SENSMEIER: To me it is not completely realistic. The idea of using middleware is an important concept, and the EHR vendors and the middleware vendors are working very collaboratively to move the interoperability agenda forward, which is great. We are seeing at the interoperability showcase at the HIMSS Conference where those partnerships are critical, especially from the infrastructure perspective, which is basically what this report is talking about.
To say, though, that it wouldn't require any changing of the EHR systems is, in my opinion, naive because there are touch points between the EHR systems and the data and the middleware accessing the data that are certainly critical. ...
It is extremely important to make sure that the patient's information is protected and that the systems are secure. But it is going to be very complex to do that at the data element level and at the tagging level. That, to me, is a huge, huge undertaking. I don't want to minimize its importance, but I think that is part of the restructuring of the current systems that would need to take place.
The use of middleware is not going to enable us to just separately address this without affecting the current systems that are in place. There will need to be work done to connect those two components and to really get at the interoperability exchange that they are seeking.

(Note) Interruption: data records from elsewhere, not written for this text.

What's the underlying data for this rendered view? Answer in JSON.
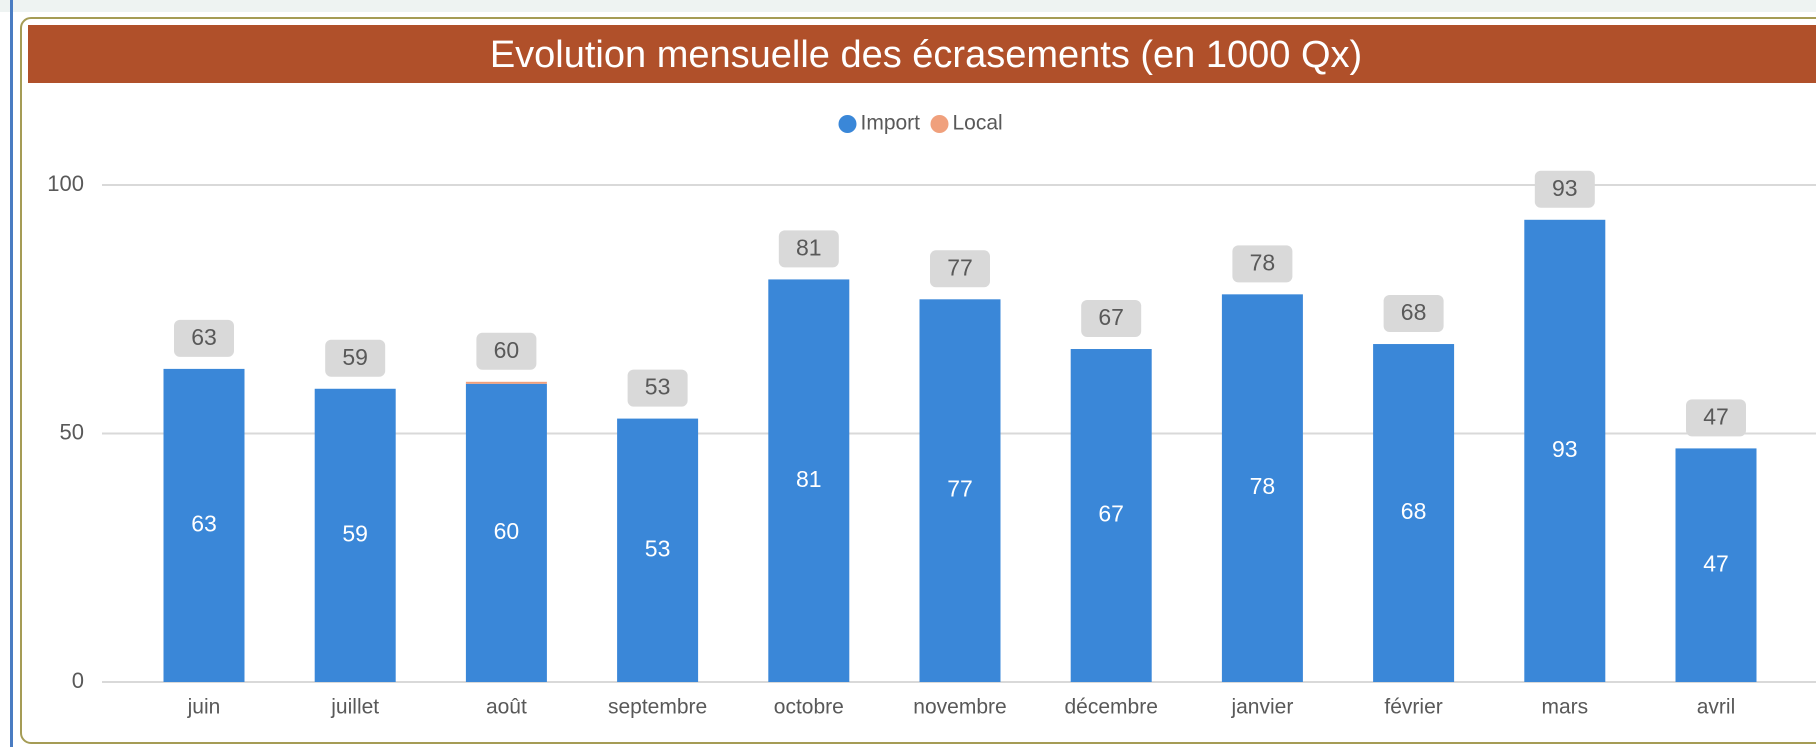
{
  "chart_data": {
    "type": "stacked_bar",
    "title": "Evolution mensuelle des écrasements (en 1000 Qx)",
    "categories": [
      "juin",
      "juillet",
      "août",
      "septembre",
      "octobre",
      "novembre",
      "décembre",
      "janvier",
      "février",
      "mars",
      "avril"
    ],
    "series": [
      {
        "name": "Import",
        "color": "#3a87d8",
        "values": [
          63,
          59,
          60,
          53,
          81,
          77,
          67,
          78,
          68,
          93,
          47
        ]
      },
      {
        "name": "Local",
        "color": "#f0a07c",
        "values": [
          0,
          0,
          0.4,
          0,
          0,
          0,
          0,
          0,
          0,
          0,
          0
        ]
      }
    ],
    "total_labels": [
      "63",
      "59",
      "60",
      "53",
      "81",
      "77",
      "67",
      "78",
      "68",
      "93",
      "47"
    ],
    "ylim": [
      0,
      100
    ],
    "yticks": [
      0,
      50,
      100
    ],
    "grid": true,
    "legend": "top"
  }
}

ANDERSON: So many healthcare organizations are still making the move from paper to electronic records, or expanding their use of EHRs. So is moving to a next generation of EHRs that accommodate a universal exchange language realistic in the near term for stage two or stage three of the HITECH EHR incentive program?
SENSMEIER: The chief information officers and the physicians practices are right now tearing their hair out trying to make sure that they are thinking of all that they need to do. ... As many of them consider the incentives and the mandates ... there is just so much that they need to manage and think about and they have their hands full with the systems implementations that they currently have going on. ... So my hat is off to them. And certainly, from HIMSS' perspective, we are trying to provide them with some tools to help.
They cannot even begin to think about what this (universal exchange language) might mean. It is great that ONC is asking for comments on this report so that we can better understand what the implications are. But I can't imagine that healthcare organizations are able to even begin to consider what this might mean to them.
Moving forward to stage two or stage three, hopefully we can get some clarity around this topic and they can better understand what it might mean to them and if there is a way to provide simpler solutions for them. So the innovative approach and the creative thinking is important, but we also need to marry that with the body of work that is available, the efforts that have moved forward already and that are in place to realize health information exchange.
I want to mention one other example. We talked about the acute care environment in physicians practices a little bit, but the idea of statewide health information exchange is another component that will be impacted by this. The states that have received funding for their programs are beginning the implementation of those efforts. So for them to now go back and reinvent the wheel is going to be a pretty challenging thing. Many of them have gotten their business plans and technical plans approved by ONC, and they are marching forward to realize the statewide health information exchange. So for them to now stop and reassess their processes and consider what this means for them, that is another potential disconnect that I foresee.